Concernant le jeu, le passage du dribbling game au passing game est une évolution importante. À l'origine, le football est très individualiste : les joueurs, tous attaquants, se ruent vers le but balle au pied, c’est-à-dire en enchaînant les dribbles. C'est le dribbling. Comme Michel Platini aime à le rappeler, « le ballon ira toujours plus vite que le joueur ». C'est sur ce principe simple qu'est construit le passing game. Cette innovation apparaît à la fin des années 1860 et s'impose dans les années 1880. Dès la fin des années 1860, des matches entre Londres et Sheffield auraient introduit le passing au Nord. C'est la version de Charles Alcock, qui situe en 1883 la première vraie démonstration de passing à Londres par le Blackburn Olympic. Entre ces deux dates, la nouvelle façon de jouer trouve refuge en Écosse.

Sur le modèle de la Football Association, des fédérations nationales sont fondées en Écosse (1873), au Pays de Galles (1876) et en Irlande (1880). Des rencontres opposant les sélections des meilleurs joueurs de ces fédérations ont lieu dès le 30 novembre 1872 (Écosse-Angleterre), soit quelques mois avant la fondation officielle de la Fédération écossaise. Des matches annuels mettent aux prises ces différentes sélections, et à partir de 1884, ces matches amicaux se transforment en une première compétition internationale : le British Home Championship. En pratiquant le passing plutôt que le dribbling, les Écossais dominent les premières éditions.

Contrairement aux sports « nobles » comme le cricket, le tennis, le hockey sur gazon et le rugby, le football n'est pas très développé au sein des clubs sportifs installés dans l'Empire britannique. Ainsi, cette discipline est aujourd'hui encore peu prisée en Inde, au Pakistan, en Amérique du Nord ou en Australie, notamment. En Afrique du Sud, les colons britanniques y importent le football dès 1869 puis une coupe du Natal est organisée dès 1884, mais le football, sport roi dans les townships, reste très mal perçu par les tenants blancs de l'apartheid qui lui préfèrent le rugby, le tennis et le cricket. Le football fut, il est vrai, en pointe pour dénoncer l'apartheid et dès le 9 avril 1973, une équipe mêlant joueurs noirs et blancs représente l'Afrique du Sud lors d'un match international non officiel face à la Rhodésie.
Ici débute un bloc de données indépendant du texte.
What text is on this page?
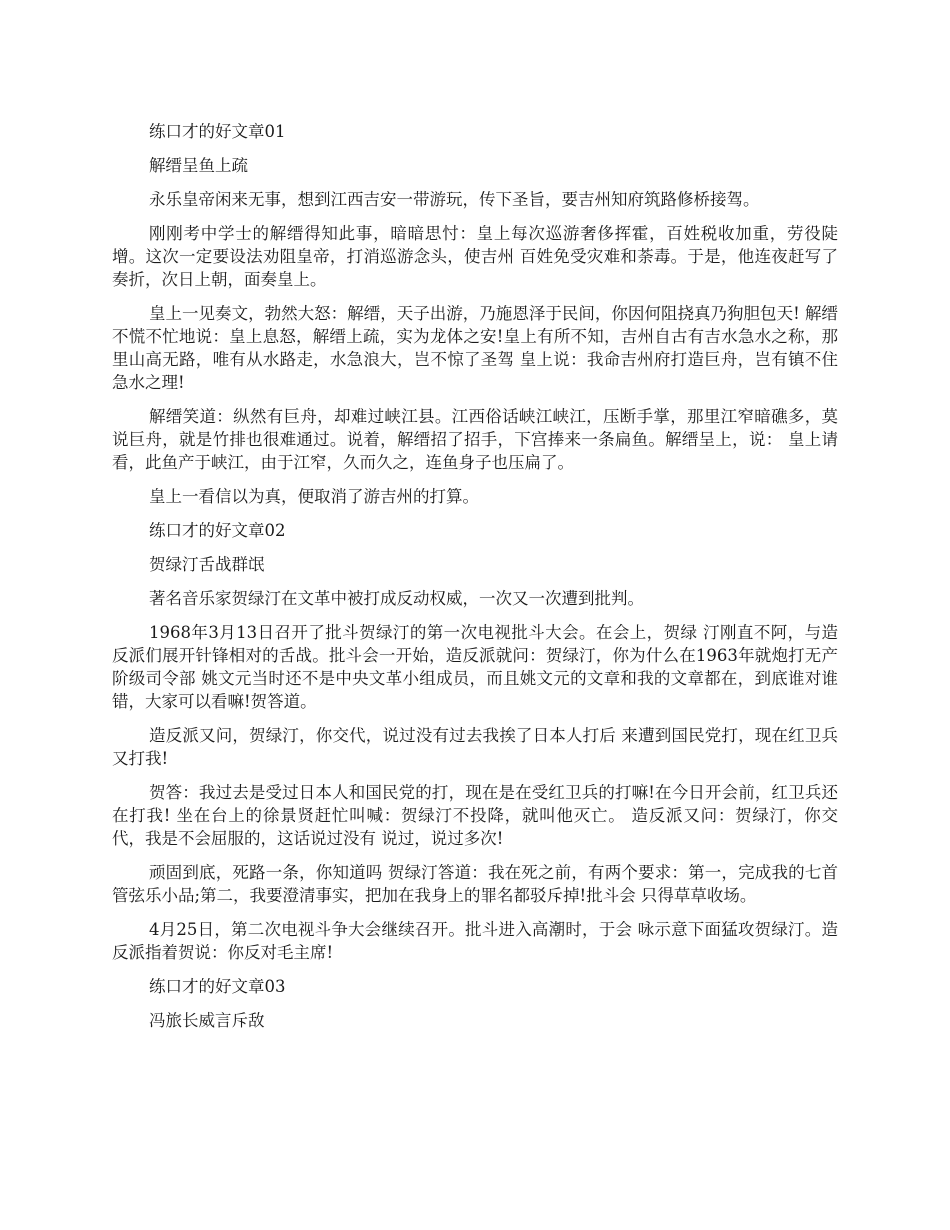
练口才的好文章01

解缙呈鱼上疏

永乐皇帝闲来无事，想到江西吉安一带游玩，传下圣旨，要吉州知府筑路修桥接驾。

刚刚考中学士的解缙得知此事，暗暗思忖：皇上每次巡游奢侈挥霍，百姓税收加重，劳役陡增。这次一定要设法劝阻皇帝，打消巡游念头，使吉州 百姓免受灾难和荼毒。于是，他连夜赶写了奏折，次日上朝，面奏皇上。

皇上一见奏文，勃然大怒：解缙，天子出游，乃施恩泽于民间，你因何阻挠真乃狗胆包天! 解缙不慌不忙地说：皇上息怒，解缙上疏，实为龙体之安!皇上有所不知，吉州自古有吉水急水之称，那里山高无路，唯有从水路走，水急浪大，岂不惊了圣驾 皇上说：我命吉州府打造巨舟，岂有镇不住急水之理!

解缙笑道：纵然有巨舟，却难过峡江县。江西俗话峡江峡江，压断手掌，那里江窄暗礁多，莫说巨舟，就是竹排也很难通过。说着，解缙招了招手，下宫捧来一条扁鱼。解缙呈上，说： 皇上请看，此鱼产于峡江，由于江窄，久而久之，连鱼身子也压扁了。

皇上一看信以为真，便取消了游吉州的打算。

练口才的好文章02

贺绿汀舌战群氓

著名音乐家贺绿汀在文革中被打成反动权威，一次又一次遭到批判。

1968年3月13日召开了批斗贺绿汀的第一次电视批斗大会。在会上，贺绿 汀刚直不阿，与造反派们展开针锋相对的舌战。批斗会一开始，造反派就问：贺绿汀，你为什么在1963年就炮打无产阶级司令部 姚文元当时还不是中央文革小组成员，而且姚文元的文章和我的文章都在，到底谁对谁错，大家可以看嘛!贺答道。

造反派又问，贺绿汀，你交代，说过没有过去我挨了日本人打后 来遭到国民党打，现在红卫兵又打我!

贺答：我过去是受过日本人和国民党的打，现在是在受红卫兵的打嘛!在今日开会前，红卫兵还在打我! 坐在台上的徐景贤赶忙叫喊：贺绿汀不投降，就叫他灭亡。 造反派又问：贺绿汀，你交代，我是不会屈服的，这话说过没有 说过，说过多次!

顽固到底，死路一条，你知道吗 贺绿汀答道：我在死之前，有两个要求：第一，完成我的七首管弦乐小品;第二，我要澄清事实，把加在我身上的罪名都驳斥掉!批斗会 只得草草收场。

4月25日，第二次电视斗争大会继续召开。批斗进入高潮时，于会 咏示意下面猛攻贺绿汀。造反派指着贺说：你反对毛主席!

练口才的好文章03

冯旅长威言斥敌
Les Britanniques jouent pourtant un rôle important dans la diffusion du football, notamment grâce aux ouvriers dépêchés aux quatre coins du monde pour mener à bien des chantiers. Le football est par exemple introduit en Amérique du Sud par les ouvriers travaillant sur les chantiers des lignes ferroviaires. Ils montent des équipes et mettent en place des compétitions d'abord réservées aux seuls joueurs britanniques, et qui s'ouvrent progressivement aux joueurs puis aux clubs locaux. Le cas sud-américain est complexe. Il existe également des clubs britanniques qui pratiquent cette discipline et des étudiants originaires d'Angleterre jouent un rôle important dans l'introduction du football entre Montevideo et Buenos Aires. Ainsi, le football s'installe durablement dans des nations comme l'Uruguay ou l'Argentine dès les années 1870-80. En Amérique du Nord, des compétitions sont créées dans les années 1880 (1884 aux États-Unis sur la côte Est).
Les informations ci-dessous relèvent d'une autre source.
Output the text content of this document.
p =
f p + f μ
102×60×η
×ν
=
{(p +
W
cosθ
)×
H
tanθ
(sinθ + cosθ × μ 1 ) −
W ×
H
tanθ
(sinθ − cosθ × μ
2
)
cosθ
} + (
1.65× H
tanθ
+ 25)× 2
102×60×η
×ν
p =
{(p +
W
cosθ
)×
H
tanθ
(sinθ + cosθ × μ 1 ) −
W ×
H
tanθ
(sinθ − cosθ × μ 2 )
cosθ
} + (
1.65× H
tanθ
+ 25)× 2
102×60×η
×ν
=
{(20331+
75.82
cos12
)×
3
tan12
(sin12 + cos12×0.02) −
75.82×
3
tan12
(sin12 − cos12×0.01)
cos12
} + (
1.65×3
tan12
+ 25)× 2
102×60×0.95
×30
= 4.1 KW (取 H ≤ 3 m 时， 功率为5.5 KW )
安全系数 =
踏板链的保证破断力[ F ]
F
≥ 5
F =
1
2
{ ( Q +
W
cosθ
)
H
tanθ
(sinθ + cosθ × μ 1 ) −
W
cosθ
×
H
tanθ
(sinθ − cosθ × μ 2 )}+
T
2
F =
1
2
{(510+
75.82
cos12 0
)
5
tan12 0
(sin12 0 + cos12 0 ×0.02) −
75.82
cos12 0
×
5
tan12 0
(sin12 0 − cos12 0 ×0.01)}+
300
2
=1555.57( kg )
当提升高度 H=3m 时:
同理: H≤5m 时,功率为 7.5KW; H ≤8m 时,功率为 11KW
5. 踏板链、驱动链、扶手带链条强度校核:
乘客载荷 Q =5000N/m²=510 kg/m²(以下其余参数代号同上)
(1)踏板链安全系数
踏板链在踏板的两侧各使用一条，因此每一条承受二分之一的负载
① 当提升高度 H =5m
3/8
La Belgique, où les universités anglaises jouent un rôle moteur, les Pays-Bas (premier club fondé en 1879), la Suisse (introduction du football dès les années 1860 et premier club en 1879) et le Danemark (premier club en 1876) figurent parmi les premiers pays de l'Europe continentale touchés par le football.

L'expansion du football est également due à des voyageurs de diverses nationalités ayant effectué des séjours au Royaume-Uni où ils furent initiés au jeu. En France, l'introduction du football se fait ainsi principalement par l'action des professeurs d'anglais qui ramènent de leurs voyages linguistiques outre-Manche règles et ballons dans les cours d'écoles. Les Britanniques sont également déterminants dans l'introduction du football en France. L'action des clubs britanniques parisiens des White-Rovers et du Standard AC fait plier l'Union des sociétés françaises de sports athlétiques (USFSA) le 9 janvier 1894, qui, dans la droite ligne des clubs britanniques guindés, redoutait une expansion du football et de ses vices, comme le professionnalisme, les transferts et les paris et se refusait à reconnaître cette discipline. En Allemagne, le football est d'abord clairement perçu comme un corps étranger à la nation et est dédaigneusement surnommé le « sport des Anglais » par les nationalistes. Toutefois, le football prend racine dans les villes (premier club fondé en 1887 : SC Germania Hambourg) où ouvriers et cols blancs se rassemblent autour d'une passion commune. L'Europe du Nord est ainsi progressivement contaminée entre les années 1870 et le début des années 1890, puis l'Europe du Sud (Sud de la France inclus) connaît le même sort entre les années 1890 et le début du XXe siècle.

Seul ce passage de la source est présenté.